Este blog continua hoje a publicação da série «Cromos Raízes e Antenas», constituída por pequenas fichas sobre artistas, grupos, personagens (míticas ou reais), géneros, instrumentos musicais, editoras discográficas, divulgadores, filmes... Tudo isto sem ordem cronológica nem alfabética nem enciclopédica nem com hierarquia de importância nem sujeita a qualquer tipo de actualidade. É vagamente aleatória, randomizada, livre, à vontade do freguês (ou dos fregueses: os leitores deste blog estão todos convidados a enviar sugestões ou, melhor ainda!, as fichas completas de cromos para o espaço de comentários ou para o e-mail pires.ant@gmail.com - a «gerência» agradece; assim como agradece que venham daí acrescentos e correcções às várias entradas). As «carteirinhas» de cromos incluem sempre quatro exemplares, numerados e... coleccionáveis ;)
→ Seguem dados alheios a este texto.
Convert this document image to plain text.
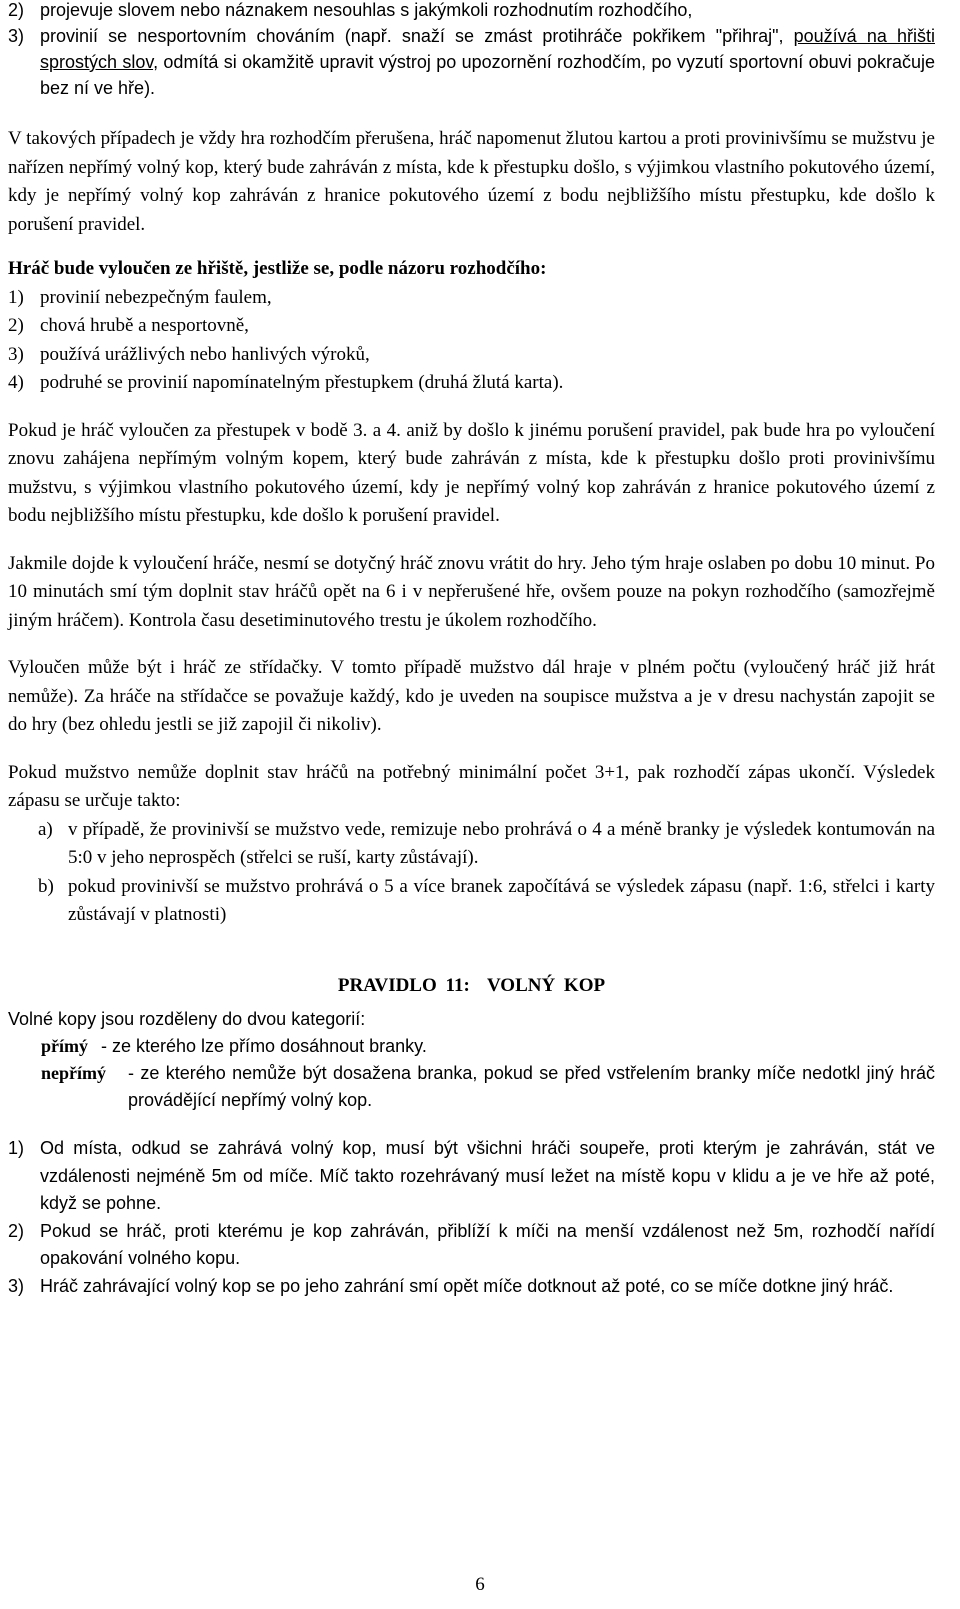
2) projevuje slovem nebo náznakem nesouhlas s jakýmkoli rozhodnutím rozhodčího,
3) provinií se nesportovním chováním (např. snaží se zmást protihráče pokřikem "přihraj", používá na hřišti sprostých slov, odmítá si okamžitě upravit výstroj po upozornění rozhodčím, po vyzutí sportovní obuvi pokračuje bez ní ve hře).

V takových případech je vždy hra rozhodčím přerušena, hráč napomenut žlutou kartou a proti provinivšímu se mužstvu je nařízen nepřímý volný kop, který bude zahráván z místa, kde k přestupku došlo, s výjimkou vlastního pokutového území, kdy je nepřímý volný kop zahráván z hranice pokutového území z bodu nejbližšího místu přestupku, kde došlo k porušení pravidel.

Hráč bude vyloučen ze hřiště, jestliže se, podle názoru rozhodčího:
1) provinií nebezpečným faulem,
2) chová hrubě a nesportovně,
3) používá urážlivých nebo hanlivých výroků,
4) podruhé se provinií napomínatelným přestupkem (druhá žlutá karta).

Pokud je hráč vyloučen za přestupek v bodě 3. a 4. aniž by došlo k jinému porušení pravidel, pak bude hra po vyloučení znovu zahájena nepřímým volným kopem, který bude zahráván z místa, kde k přestupku došlo proti provinivšímu mužstvu, s výjimkou vlastního pokutového území, kdy je nepřímý volný kop zahráván z hranice pokutového území z bodu nejbližšího místu přestupku, kde došlo k porušení pravidel.

Jakmile dojde k vyloučení hráče, nesmí se dotyčný hráč znovu vrátit do hry. Jeho tým hraje oslaben po dobu 10 minut. Po 10 minutách smí tým doplnit stav hráčů opět na 6 i v nepřerušené hře, ovšem pouze na pokyn rozhodčího (samozřejmě jiným hráčem). Kontrola času desetiminutového trestu je úkolem rozhodčího.

Vyloučen může být i hráč ze střídačky. V tomto případě mužstvo dál hraje v plném počtu (vyloučený hráč již hrát nemůže). Za hráče na střídačce se považuje každý, kdo je uveden na soupisce mužstva a je v dresu nachystán zapojit se do hry (bez ohledu jestli se již zapojil či nikoliv).

Pokud mužstvo nemůže doplnit stav hráčů na potřebný minimální počet 3+1, pak rozhodčí zápas ukončí. Výsledek zápasu se určuje takto:

a) v případě, že provinivší se mužstvo vede, remizuje nebo prohrává o 4 a méně branky je výsledek kontumován na 5:0 v jeho neprospěch (střelci se ruší, karty zůstávají).
b) pokud provinivší se mužstvo prohrává o 5 a více branek započítává se výsledek zápasu (např. 1:6, střelci i karty zůstávají v platnosti)
PRAVIDLO 11:  VOLNÝ KOP
Volné kopy jsou rozděleny do dvou kategorií:
přímý - ze kterého lze přímo dosáhnout branky.
nepřímý	- ze kterého nemůže být dosažena branka, pokud se před vstřelením branky míče nedotkl jiný hráč provádějící nepřímý volný kop.
1) Od místa, odkud se zahrává volný kop, musí být všichni hráči soupeře, proti kterým je zahráván, stát ve vzdálenosti nejméně 5m od míče. Míč takto rozehrávaný musí ležet na místě kopu v klidu a je ve hře až poté, když se pohne.
2) Pokud se hráč, proti kterému je kop zahráván, přiblíží k míči na menší vzdálenost než 5m, rozhodčí nařídí opakování volného kopu.
3) Hráč zahrávající volný kop se po jeho zahrání smí opět míče dotknout až poté, co se míče dotkne jiný hráč.
6
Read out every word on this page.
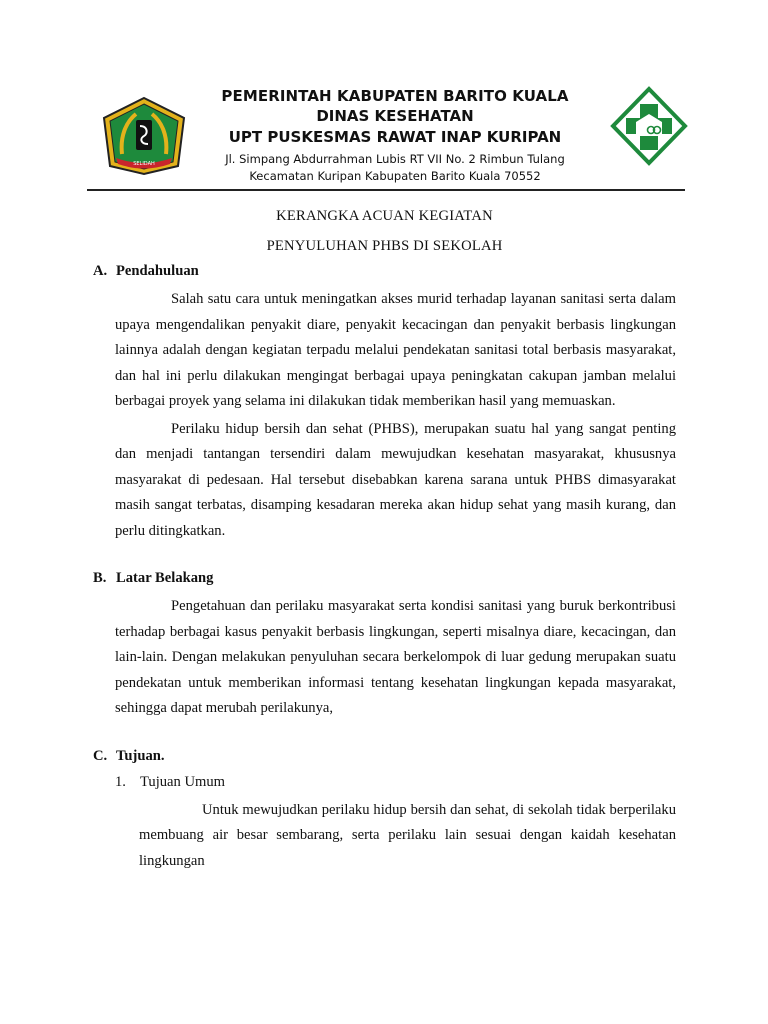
SELIDAH
PEMERINTAH KABUPATEN BARITO KUALA
DINAS KESEHATAN
UPT PUSKESMAS RAWAT INAP KURIPAN
Jl. Simpang Abdurrahman Lubis RT VII No. 2 Rimbun Tulang
Kecamatan Kuripan Kabupaten Barito Kuala 70552
KERANGKA ACUAN KEGIATAN
PENYULUHAN PHBS DI SEKOLAH
A. Pendahuluan

Salah satu cara untuk meningatkan akses murid terhadap layanan sanitasi serta dalam upaya mengendalikan penyakit diare, penyakit kecacingan dan penyakit berbasis lingkungan lainnya adalah dengan kegiatan terpadu melalui pendekatan sanitasi total berbasis masyarakat, dan hal ini perlu dilakukan mengingat berbagai upaya peningkatan cakupan jamban melalui berbagai proyek yang selama ini dilakukan tidak memberikan hasil yang memuaskan.

Perilaku hidup bersih dan sehat (PHBS), merupakan suatu hal yang sangat penting dan menjadi tantangan tersendiri dalam mewujudkan kesehatan masyarakat, khususnya masyarakat di pedesaan. Hal tersebut disebabkan karena sarana untuk PHBS dimasyarakat masih sangat terbatas, disamping kesadaran mereka akan hidup sehat yang masih kurang, dan perlu ditingkatkan.

B. Latar Belakang

Pengetahuan dan perilaku masyarakat serta kondisi sanitasi yang buruk berkontribusi terhadap berbagai kasus penyakit berbasis lingkungan, seperti misalnya diare, kecacingan, dan lain-lain. Dengan melakukan penyuluhan secara berkelompok di luar gedung merupakan suatu pendekatan untuk memberikan informasi tentang kesehatan lingkungan kepada masyarakat, sehingga dapat merubah perilakunya,

C. Tujuan.
1. Tujuan Umum

Untuk mewujudkan perilaku hidup bersih dan sehat, di sekolah tidak berperilaku membuang air besar sembarang, serta perilaku lain sesuai dengan kaidah kesehatan lingkungan
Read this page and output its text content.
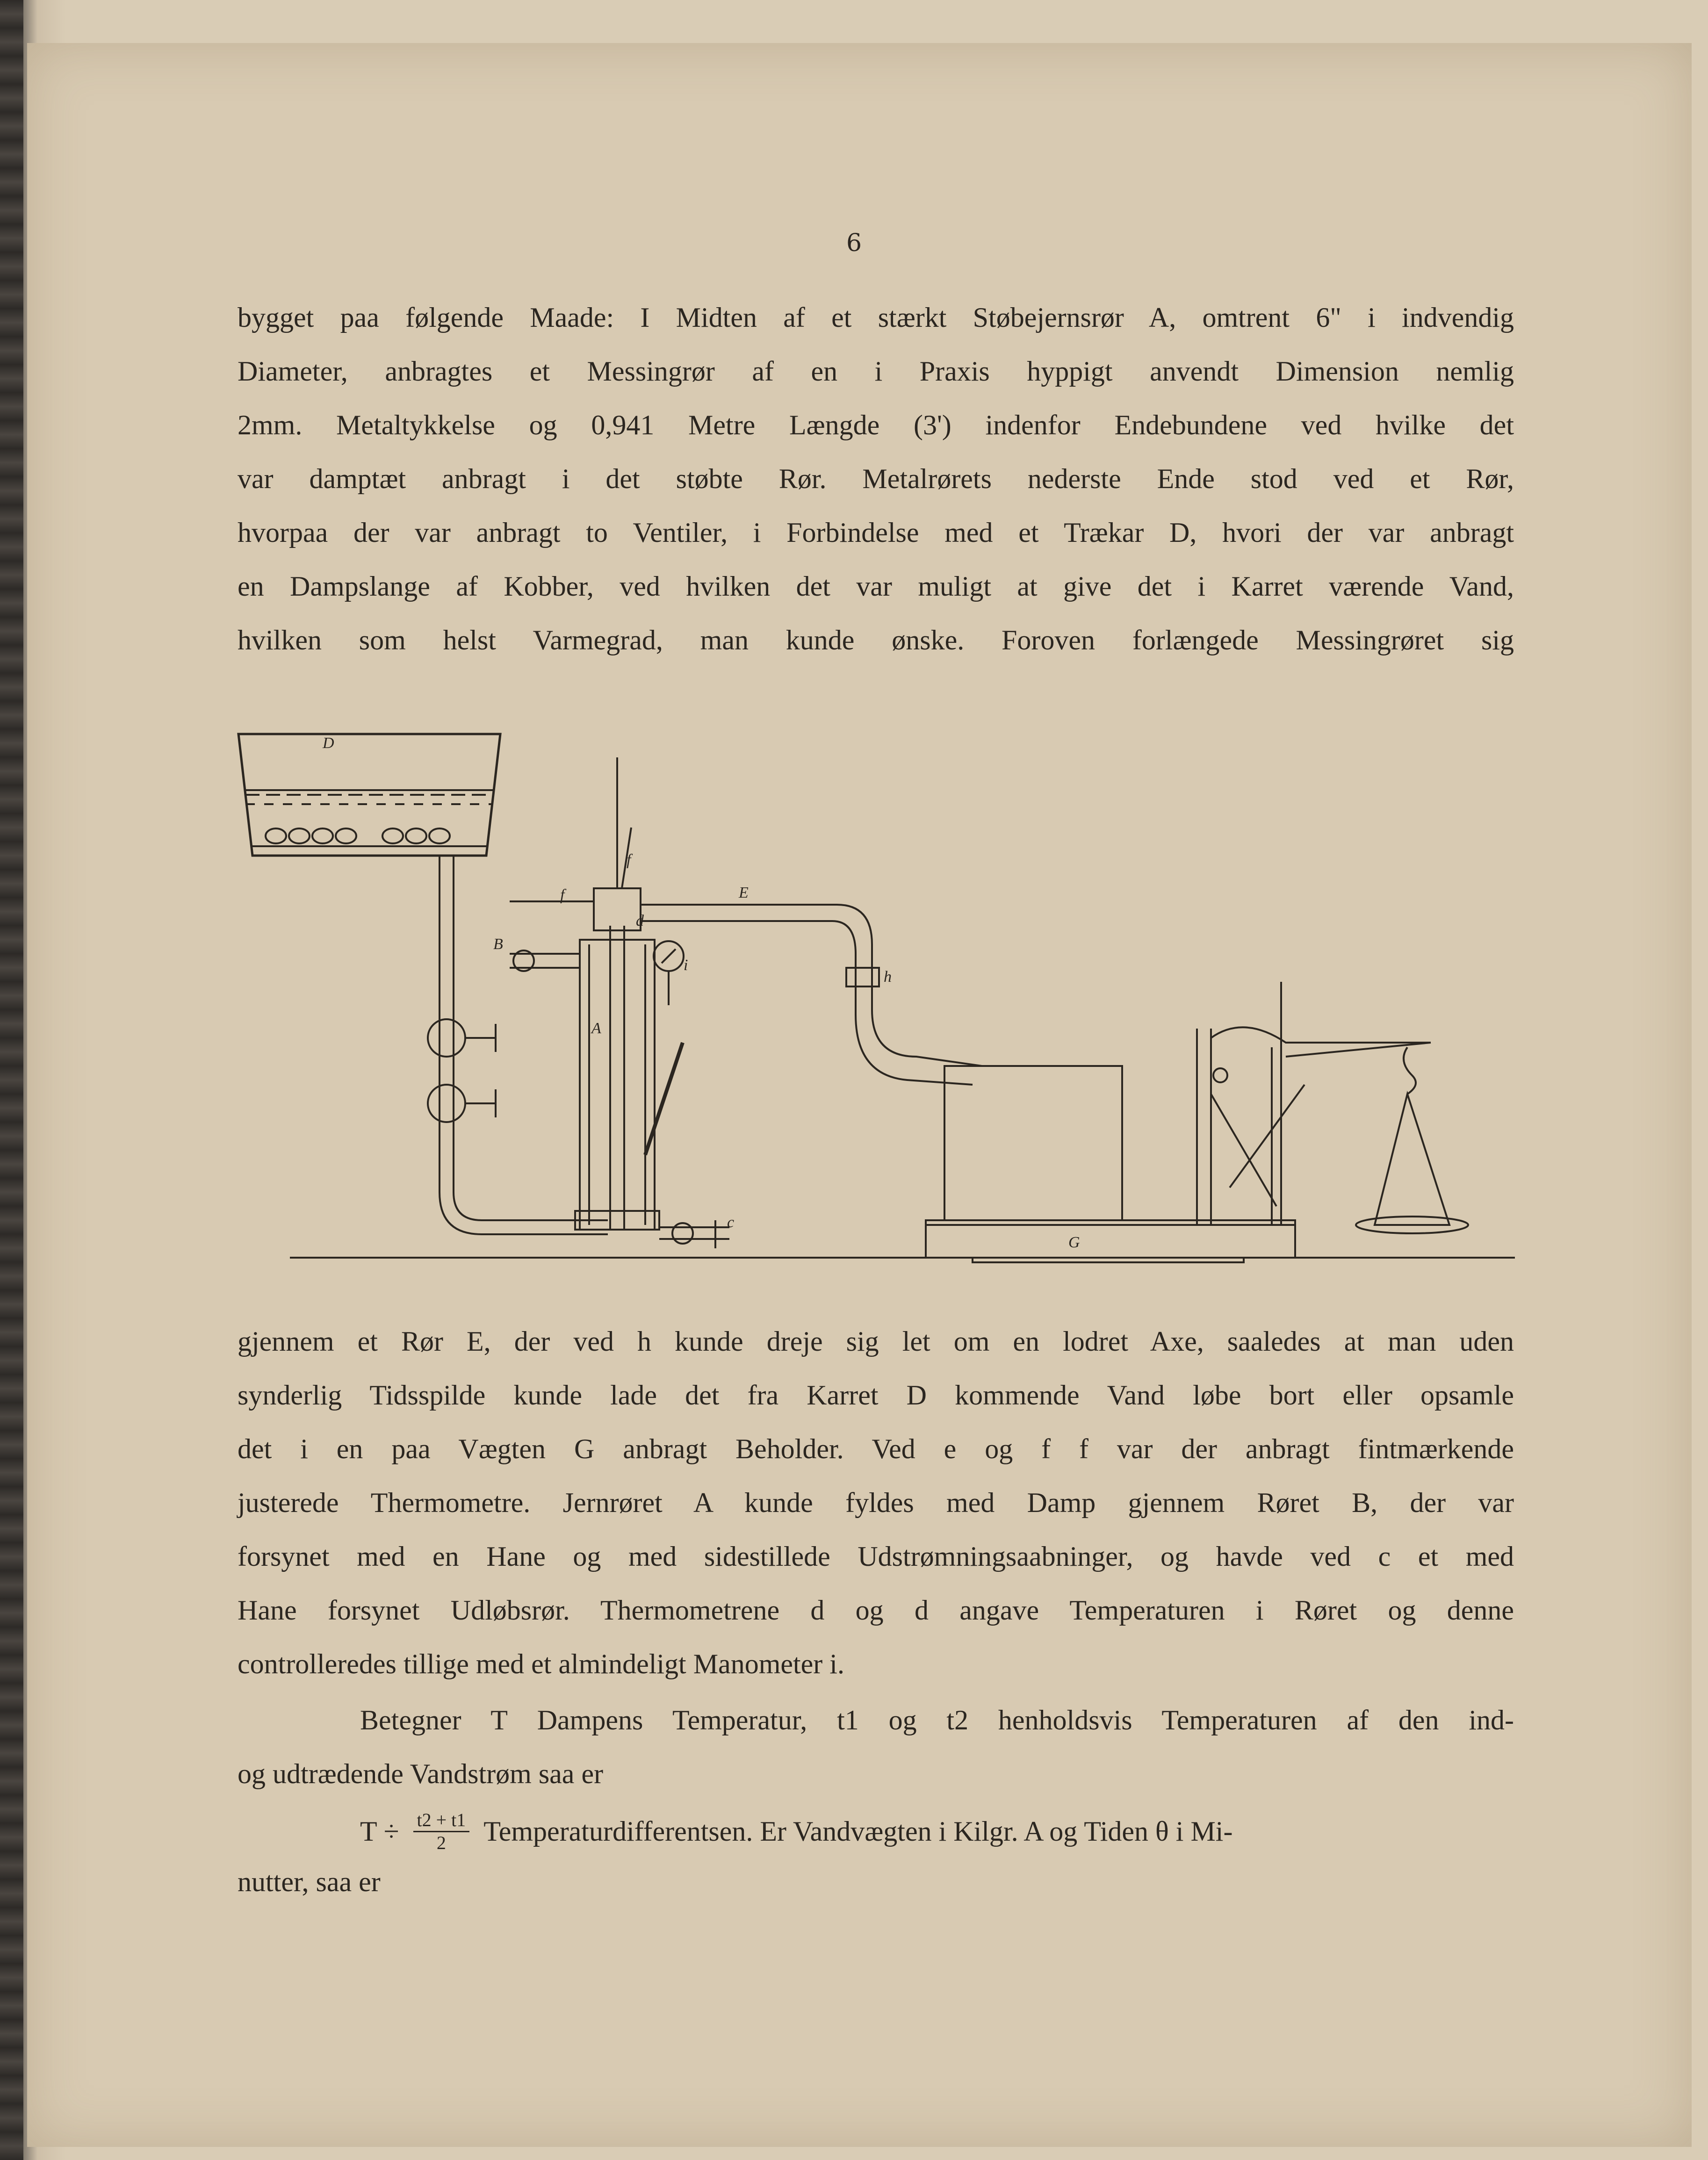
6
bygget paa følgende Maade: I Midten af et stærkt Støbejernsrør A, omtrent 6" i indvendig
Diameter, anbragtes et Messingrør af en i Praxis hyppigt anvendt Dimension nemlig
2mm. Metaltykkelse og 0,941 Metre Længde (3') indenfor Endebundene ved hvilke det
var damptæt anbragt i det støbte Rør. Metalrørets nederste Ende stod ved et Rør,
hvorpaa der var anbragt to Ventiler, i Forbindelse med et Trækar D, hvori der var anbragt
en Dampslange af Kobber, ved hvilken det var muligt at give det i Karret værende Vand,
hvilken som helst Varmegrad, man kunde ønske. Foroven forlængede Messingrøret sig
D
E
B
A
h
d
i
f
f
c
G
gjennem et Rør E, der ved h kunde dreje sig let om en lodret Axe, saaledes at man uden
synderlig Tidsspilde kunde lade det fra Karret D kommende Vand løbe bort eller opsamle
det i en paa Vægten G anbragt Beholder. Ved e og f f var der anbragt fintmærkende
justerede Thermometre. Jernrøret A kunde fyldes med Damp gjennem Røret B, der var
forsynet med en Hane og med sidestillede Udstrømningsaabninger, og havde ved c et med
Hane forsynet Udløbsrør. Thermometrene d og d angave Temperaturen i Røret og denne
controlleredes tillige med et almindeligt Manometer i.
Betegner T Dampens Temperatur, t1 og t2 henholdsvis Temperaturen af den ind-
og udtrædende Vandstrøm saa er
$T \div \frac{t2 + t1}{2}$ Temperaturdifferentsen. Er Vandvægten i Kilgr. A og Tiden θ i Mi-
nutter, saa er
Cromo XIX.1 - Penguin Cafe Orchestra



Projecto pessoal saído da mente genial, compulsiva e perfeccionista do músico e compositor inglês Simon Jeffes (nascido em 1949, falecido em 1997), a Penguin Cafe Orchestra foi a súmula perfeita de pop, música erudita, minimalismo e músicas vindas de variadíssimos lugares do mundo, desde a inspiração da música dita celta ao exotismo da música havaiana ou indiana. Fundada em 1973 por Jeffes (instrumentos de cordas) e pela violoncelista Helen Liebmann, a Penguin Cafe Orchestra passou 24 anos - até à morte do líder e ao fim, natural, do grupo - a encantar o mundo com uma música que tanto podia incluir cavaquinhos e acordeões como caixinhas-de-música, um harmonium (que deu nome a uma das composições mais famosas do grupo) ou o som de uma marcação telefónica a servir de base rítmica. Audição aconselhada (pelo resumo que faz da obra do grupo): o álbum «Preludes, Airs & Yodels» (1996).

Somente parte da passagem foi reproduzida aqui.